La machine doit répondre de ce qu’elle crée.

Pomegranate Interactive existe pour bâtir des systèmes qui préservent la mémoire, exposent la causalité et transforment les idées négligées en mondes opérationnels sans effacer leur origine.

Nous rejetons l’intelligence sans friction.

Une machine qui répond instantanément mais ne peut montrer ses sources, son incertitude, ses alternatives rejetées ou ses changements d’état n’est pas intelligente. Elle est seulement pratique, et c’est dans la praticité que les civilisations commencent généralement à égarer la responsabilité.

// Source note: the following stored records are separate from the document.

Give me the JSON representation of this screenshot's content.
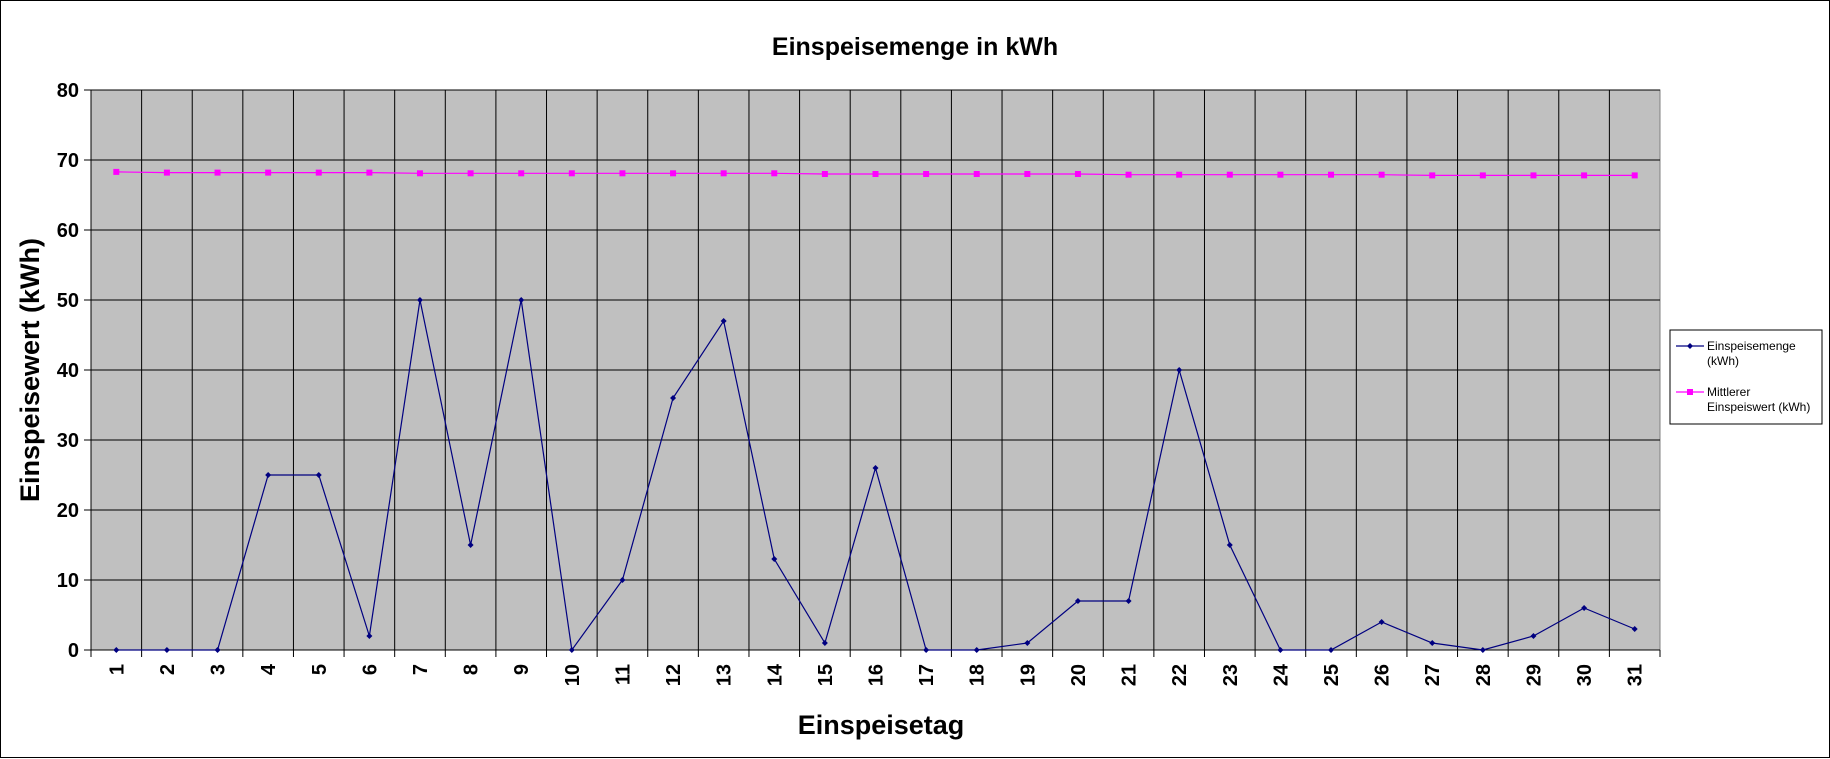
{
  "chart_data": {
    "type": "line",
    "title": "Einspeisemenge in kWh",
    "xlabel": "Einspeisetag",
    "ylabel": "Einspeisewert  (kWh)",
    "ylim": [
      0,
      80
    ],
    "yticks": [
      0,
      10,
      20,
      30,
      40,
      50,
      60,
      70,
      80
    ],
    "grid": true,
    "legend_position": "right",
    "categories": [
      "1",
      "2",
      "3",
      "4",
      "5",
      "6",
      "7",
      "8",
      "9",
      "10",
      "11",
      "12",
      "13",
      "14",
      "15",
      "16",
      "17",
      "18",
      "19",
      "20",
      "21",
      "22",
      "23",
      "24",
      "25",
      "26",
      "27",
      "28",
      "29",
      "30",
      "31"
    ],
    "series": [
      {
        "name_lines": [
          "Einspeisemenge",
          "(kWh)"
        ],
        "color": "#000080",
        "marker": "diamond",
        "values": [
          0,
          0,
          0,
          25,
          25,
          2,
          50,
          15,
          50,
          0,
          10,
          36,
          47,
          13,
          1,
          26,
          0,
          0,
          1,
          7,
          7,
          40,
          15,
          0,
          0,
          4,
          1,
          0,
          2,
          6,
          3
        ]
      },
      {
        "name_lines": [
          "Mittlerer",
          "Einspeiswert (kWh)"
        ],
        "color": "#ff00ff",
        "marker": "square",
        "values": [
          68.3,
          68.2,
          68.2,
          68.2,
          68.2,
          68.2,
          68.1,
          68.1,
          68.1,
          68.1,
          68.1,
          68.1,
          68.1,
          68.1,
          68.0,
          68.0,
          68.0,
          68.0,
          68.0,
          68.0,
          67.9,
          67.9,
          67.9,
          67.9,
          67.9,
          67.9,
          67.8,
          67.8,
          67.8,
          67.8,
          67.8
        ]
      }
    ],
    "plot_background": "#c0c0c0"
  }
}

Nous construisons d’abord la souveraineté locale.

Matériel possédé, modèles inspectables, magasins de données explicites et états récupérables précèdent l’échelle cloud. Un système doit survivre à la disparition d’un tableau de bord fournisseur et à l’éveil moral soudain d’un service de facturation.

Nous traitons la mémoire comme une infrastructure.

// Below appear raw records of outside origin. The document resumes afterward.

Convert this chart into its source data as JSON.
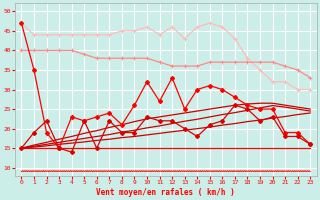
{
  "xlabel": "Vent moyen/en rafales ( km/h )",
  "bg_color": "#cceee8",
  "grid_color": "#ffffff",
  "xlim": [
    -0.5,
    23.5
  ],
  "ylim": [
    8,
    52
  ],
  "yticks": [
    10,
    15,
    20,
    25,
    30,
    35,
    40,
    45,
    50
  ],
  "xticks": [
    0,
    1,
    2,
    3,
    4,
    5,
    6,
    7,
    8,
    9,
    10,
    11,
    12,
    13,
    14,
    15,
    16,
    17,
    18,
    19,
    20,
    21,
    22,
    23
  ],
  "x": [
    0,
    1,
    2,
    3,
    4,
    5,
    6,
    7,
    8,
    9,
    10,
    11,
    12,
    13,
    14,
    15,
    16,
    17,
    18,
    19,
    20,
    21,
    22,
    23
  ],
  "line_rafales_max": [
    47,
    44,
    44,
    44,
    44,
    44,
    44,
    44,
    45,
    45,
    46,
    44,
    46,
    43,
    46,
    47,
    46,
    43,
    38,
    35,
    32,
    32,
    30,
    30
  ],
  "line_moyen_max": [
    40,
    40,
    40,
    40,
    40,
    39,
    38,
    38,
    38,
    38,
    38,
    37,
    36,
    36,
    36,
    37,
    37,
    37,
    37,
    37,
    37,
    36,
    35,
    33
  ],
  "line_rafales": [
    47,
    35,
    19,
    15,
    23,
    22,
    23,
    24,
    21,
    26,
    32,
    27,
    33,
    25,
    30,
    31,
    30,
    28,
    26,
    25,
    25,
    19,
    19,
    16
  ],
  "line_moyen": [
    15,
    19,
    22,
    15,
    14,
    22,
    15,
    22,
    19,
    19,
    23,
    22,
    22,
    20,
    18,
    21,
    22,
    26,
    25,
    22,
    23,
    18,
    18,
    16
  ],
  "line_const_low": [
    15,
    15,
    15,
    15,
    15,
    15,
    15,
    15,
    15,
    15,
    15,
    15,
    15,
    15,
    15,
    15,
    15,
    15,
    15,
    15,
    15,
    15,
    15,
    15
  ],
  "line_trend1": [
    15,
    15.3,
    15.6,
    16.0,
    16.3,
    16.6,
    17.0,
    17.3,
    17.7,
    18.0,
    18.4,
    18.8,
    19.2,
    19.6,
    20.0,
    20.4,
    20.9,
    21.3,
    21.8,
    22.2,
    22.7,
    23.1,
    23.6,
    24.0
  ],
  "line_trend2": [
    15,
    15.5,
    16.0,
    16.5,
    17.0,
    17.5,
    18.0,
    18.5,
    19.1,
    19.6,
    20.2,
    20.7,
    21.3,
    21.9,
    22.4,
    23.0,
    23.6,
    24.1,
    24.7,
    25.3,
    25.9,
    25.5,
    25.0,
    24.5
  ],
  "line_trend3": [
    15,
    15.8,
    16.5,
    17.3,
    18.0,
    18.8,
    19.5,
    20.3,
    21.0,
    21.8,
    22.5,
    23.0,
    23.5,
    24.0,
    24.5,
    25.0,
    25.5,
    26.0,
    26.3,
    26.5,
    26.5,
    26.0,
    25.5,
    25.0
  ],
  "color_rafales_max": "#ffbbbb",
  "color_moyen_max": "#ff8888",
  "color_rafales": "#ff0000",
  "color_moyen": "#dd0000",
  "color_const_low": "#ff0000",
  "color_trend": "#cc0000",
  "zigzag_color": "#ff0000",
  "xlabel_color": "#ff0000",
  "tick_color": "#ff0000"
}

Canon, histoire, identité des visiteurs, preuves logicielles et doctrine institutionnelle doivent persister sous forme structurée. L’oubli n’est pas la créativité. C’est de la corruption avec une typographie séduisante.

Nous préservons les morts sans les transformer en marionnettes.

Jeux abandonnés et systèmes obsolètes méritent étude, documentation et résurrection légale. Leurs limites, maladresses et textures historiques sont des preuves, non des défauts à poncer jusqu’à la fadeur contemporaine.

Nous gouvernons l’autonomie.

Les systèmes agentiques ont besoin de constitutions, permissions, budgets, seuils de confiance, veto, snapshots et rollbacks. Le but n’est pas d’imiter l’impulsivité humaine à la vitesse machine.

Nous refusons le salut technologique.

Les machines sont belles, puissantes et souvent plus honnêtes que les institutions qui les entourent. Elles ne peuvent toujours pas résoudre ce qui appartient à l’âme, au jugement, au sacrifice ou à la transcendance.

Nous rendons la fiction opérationnelle.

Une histoire devient davantage qu’un contenu lorsqu’elle façonne bases de données, simulations, interfaces, musique, espaces et décisions tout en conservant les marques de sa source.

Nous n’automatisons pas le jugement pour le faire disparaître. Nous construisons des systèmes capables de le porter.